Accelerating Empowerment Computation with UCT Tree Search
This work addresses a bottleneck for researchers and developers using empowerment in applications like video games, though it is incremental as it builds on existing UCT methods.
The paper tackles the computational expense of empowerment in intrinsic motivation models by proposing a modified UCT tree search method for discrete and deterministic scenarios, demonstrating that it achieves close to exhaustive computation baselines with reduced resources.

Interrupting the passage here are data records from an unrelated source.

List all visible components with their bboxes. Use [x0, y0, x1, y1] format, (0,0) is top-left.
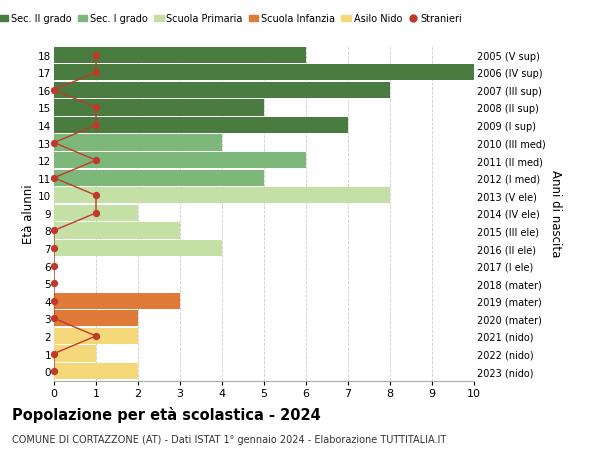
Bar — [54, 241, 222, 257]
Bar — [54, 223, 180, 239]
Legend: Sec. II grado, Sec. I grado, Scuola Primaria, Scuola Infanzia, Asilo Nido, Stran: Sec. II grado, Sec. I grado, Scuola Prim… — [0, 11, 466, 28]
Bar — [54, 135, 222, 151]
Point — [49, 245, 59, 252]
Point — [49, 175, 59, 182]
Point — [91, 52, 101, 59]
Bar — [54, 83, 390, 99]
Bar — [54, 188, 390, 204]
Bar — [54, 118, 348, 134]
Bar — [54, 205, 138, 222]
Point — [49, 368, 59, 375]
Bar — [54, 47, 306, 64]
Point — [49, 227, 59, 235]
Point — [49, 280, 59, 287]
Point — [91, 157, 101, 164]
Text: Popolazione per età scolastica - 2024: Popolazione per età scolastica - 2024 — [12, 406, 321, 422]
Point — [49, 87, 59, 94]
Point — [49, 350, 59, 358]
Point — [91, 210, 101, 217]
Y-axis label: Età alunni: Età alunni — [22, 184, 35, 243]
Bar — [54, 293, 180, 309]
Point — [91, 333, 101, 340]
Text: COMUNE DI CORTAZZONE (AT) - Dati ISTAT 1° gennaio 2024 - Elaborazione TUTTITALIA: COMUNE DI CORTAZZONE (AT) - Dati ISTAT 1… — [12, 434, 446, 444]
Point — [49, 263, 59, 270]
Bar — [54, 170, 264, 186]
Point — [49, 140, 59, 147]
Bar — [54, 311, 138, 327]
Point — [91, 69, 101, 77]
Point — [91, 105, 101, 112]
Y-axis label: Anni di nascita: Anni di nascita — [549, 170, 562, 257]
Point — [91, 192, 101, 200]
Point — [49, 297, 59, 305]
Bar — [54, 65, 474, 81]
Bar — [54, 311, 138, 327]
Bar — [54, 100, 264, 116]
Point — [91, 122, 101, 129]
Bar — [54, 328, 138, 344]
Bar — [54, 363, 138, 380]
Point — [49, 315, 59, 322]
Bar — [54, 153, 306, 169]
Bar — [54, 293, 180, 309]
Bar — [54, 346, 96, 362]
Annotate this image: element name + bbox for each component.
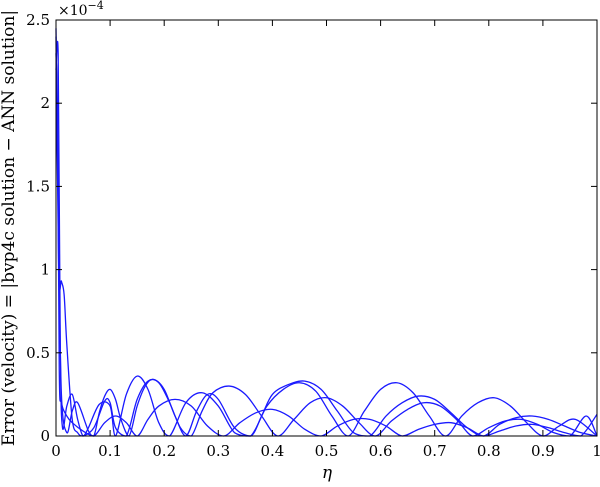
- x-tick-label: 1: [592, 442, 600, 460]
- x-tick-label: 0.8: [477, 442, 501, 460]
- x-tick-label: 0.4: [260, 442, 284, 460]
- series-line-4: [55, 53, 598, 437]
- x-tick-label: 0: [51, 442, 61, 460]
- series-layer: [55, 28, 598, 437]
- y-tick-label: 2: [40, 94, 50, 112]
- x-tick-label: 0.6: [369, 442, 393, 460]
- x-tick-label: 0.5: [315, 442, 339, 460]
- ticks-layer: 0 0.1 0.2 0.3 0.4 0.5 0.6 0.7 0.8 0.9 1 0 0.5 1 1.5 2 2.…: [26, 11, 600, 460]
- y-multiplier-base: ×10: [58, 3, 88, 19]
- y-tick-label: 0: [40, 427, 50, 445]
- series-line-2: [55, 41, 598, 437]
- y-tick-label: 0.5: [26, 344, 50, 362]
- x-axis-label: η: [322, 463, 333, 483]
- x-tick-label: 0.3: [206, 442, 230, 460]
- y-multiplier-label: ×10−4: [58, 0, 104, 19]
- y-multiplier-exponent: −4: [88, 0, 104, 12]
- plot-frame: [55, 19, 598, 437]
- x-tick-label: 0.7: [423, 442, 447, 460]
- y-tick-label: 1: [40, 261, 50, 279]
- series-line-1: [55, 28, 598, 437]
- series-line-3: [55, 36, 598, 437]
- x-tick-label: 0.1: [98, 442, 122, 460]
- y-tick-label: 2.5: [26, 11, 50, 29]
- x-tick-label: 0.2: [152, 442, 176, 460]
- x-tick-label: 0.9: [531, 442, 555, 460]
- y-tick-label: 1.5: [26, 177, 50, 195]
- axes-layer: [55, 19, 598, 437]
- y-axis-label: Error (velocity) = |bvp4c solution − ANN…: [0, 10, 19, 446]
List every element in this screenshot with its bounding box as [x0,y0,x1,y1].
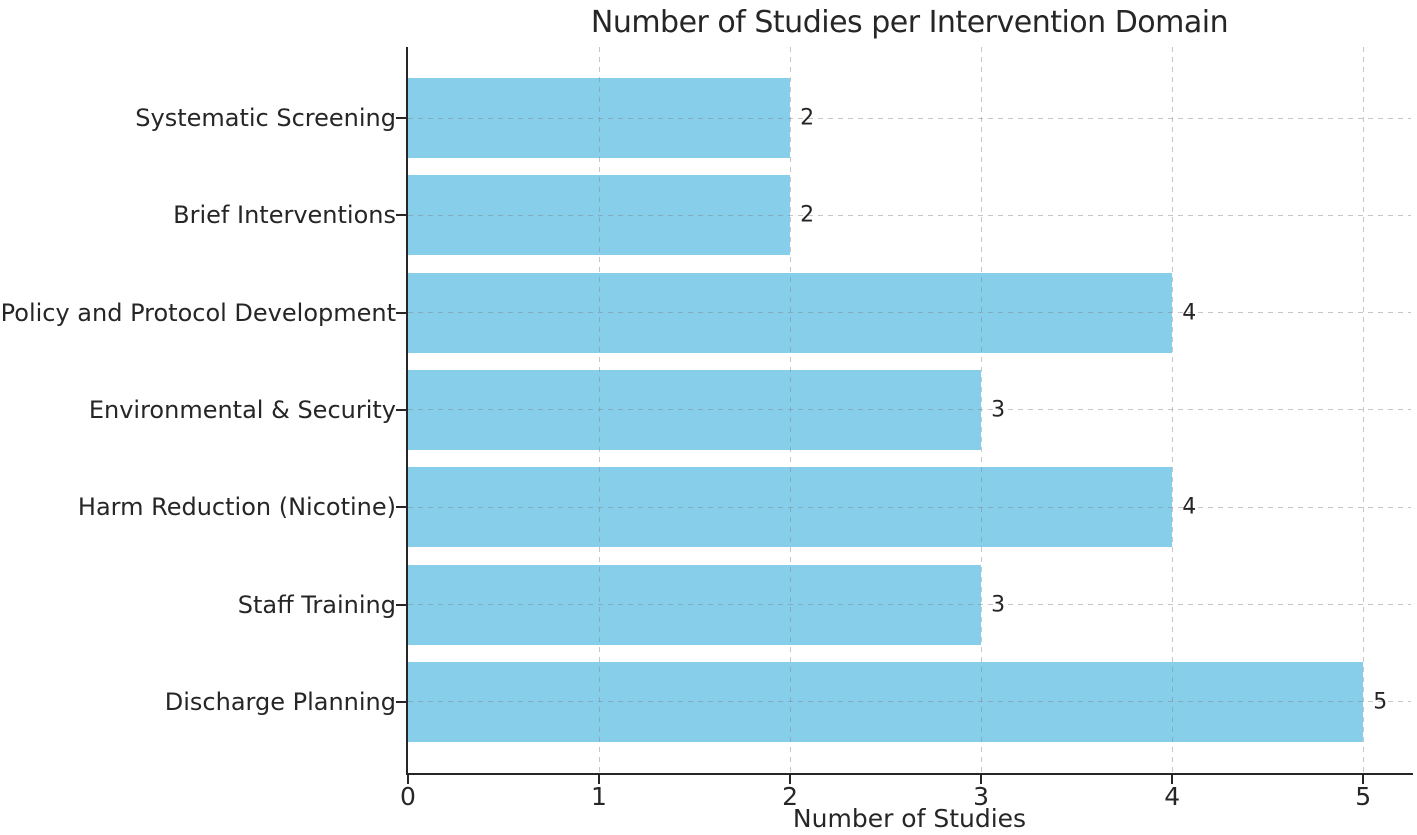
y-axis-category-label: Discharge Planning [164,687,396,716]
x-axis-tick [598,775,600,784]
gridline-vertical [1171,47,1173,773]
gridline-horizontal [408,312,1411,314]
x-axis-tick-label: 2 [782,782,799,811]
y-axis-tick [396,408,406,411]
y-axis-tick [396,117,406,119]
bar-value-label: 3 [991,397,1006,423]
bar-discharge-planning [408,661,1364,742]
y-axis-tick [396,214,406,217]
chart-title: Number of Studies per Intervention Domai… [590,5,1229,40]
bar-systematic-screening [408,78,791,158]
gridline-vertical [598,47,600,773]
x-axis-title: Number of Studies [792,804,1027,833]
y-axis-category-label: Policy and Protocol Development [0,298,396,327]
bar-value-label: 4 [1182,300,1197,326]
bar-staff-training [408,564,982,645]
x-axis-spine [406,773,1413,775]
y-axis-tick [396,603,406,606]
y-axis-category-label: Staff Training [237,590,396,619]
gridline-horizontal [408,409,1411,411]
bar-value-label: 5 [1373,689,1388,715]
x-axis-tick [407,775,409,784]
x-axis-tick-label: 4 [1164,782,1181,811]
bar-value-label: 2 [800,202,815,228]
y-axis-tick [396,311,406,314]
bar-brief-interventions [408,175,791,256]
y-axis-tick [396,506,406,509]
y-axis-tick [396,700,406,703]
gridline-vertical [980,47,982,773]
gridline-horizontal [408,604,1411,605]
y-axis-category-label: Systematic Screening [135,104,396,132]
bar-value-label: 2 [800,105,815,131]
x-axis-tick-label: 1 [591,782,607,811]
bar-harm-reduction-nicotine- [408,467,1173,548]
gridline-horizontal [408,506,1411,508]
x-axis-tick [1171,775,1174,784]
y-axis-spine [406,47,408,775]
bar-environmental-security [408,369,982,450]
x-axis-tick-label: 5 [1355,782,1372,811]
gridline-vertical [1362,47,1364,773]
gridline-horizontal [408,701,1411,703]
y-axis-category-label: Environmental & Security [88,395,396,424]
x-axis-tick [980,775,983,784]
bar-policy-and-protocol-development [408,272,1173,353]
gridline-vertical [789,47,791,773]
x-axis-tick-label: 3 [973,782,990,811]
x-axis-tick-label: 0 [400,782,416,811]
bar-value-label: 3 [991,592,1006,617]
x-axis-tick [1362,775,1365,784]
bar-value-label: 4 [1182,494,1197,520]
y-axis-category-label: Brief Interventions [173,201,396,230]
gridline-horizontal [408,117,1411,119]
gridline-horizontal [408,214,1411,216]
x-axis-tick [789,775,792,784]
y-axis-category-label: Harm Reduction (Nicotine) [77,493,396,522]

Models of intrinsic motivation present an important means to produce sensible behaviour in the absence of extrinsic rewards. Applications in video games are varied, and range from intrinsically motivated general game-playing agents to non-player characters such as companions and enemies. The information-theoretic quantity of Empowerment is a particularly promising candidate motivation to produce believable, generic and robust behaviour. However, while it can be used in the absence of external reward functions that would need to be crafted and learned, empowerment is computationally expensive. In this paper, we propose a modified UCT tree search method to mitigate empowerment's computational complexity in discrete and deterministic scenarios. We demonstrate how to modify a Monte-Carlo Search Tree with UCT to realise empowerment maximisation, and discuss three additional modifications that facilitate better sampling. We evaluate the approach both quantitatively, by analysing how close our approach gets to the baseline of exhaustive empowerment computation with varying amounts of computational resources, and qualitatively, by analysing the resulting behaviour in a Minecraft-like scenario.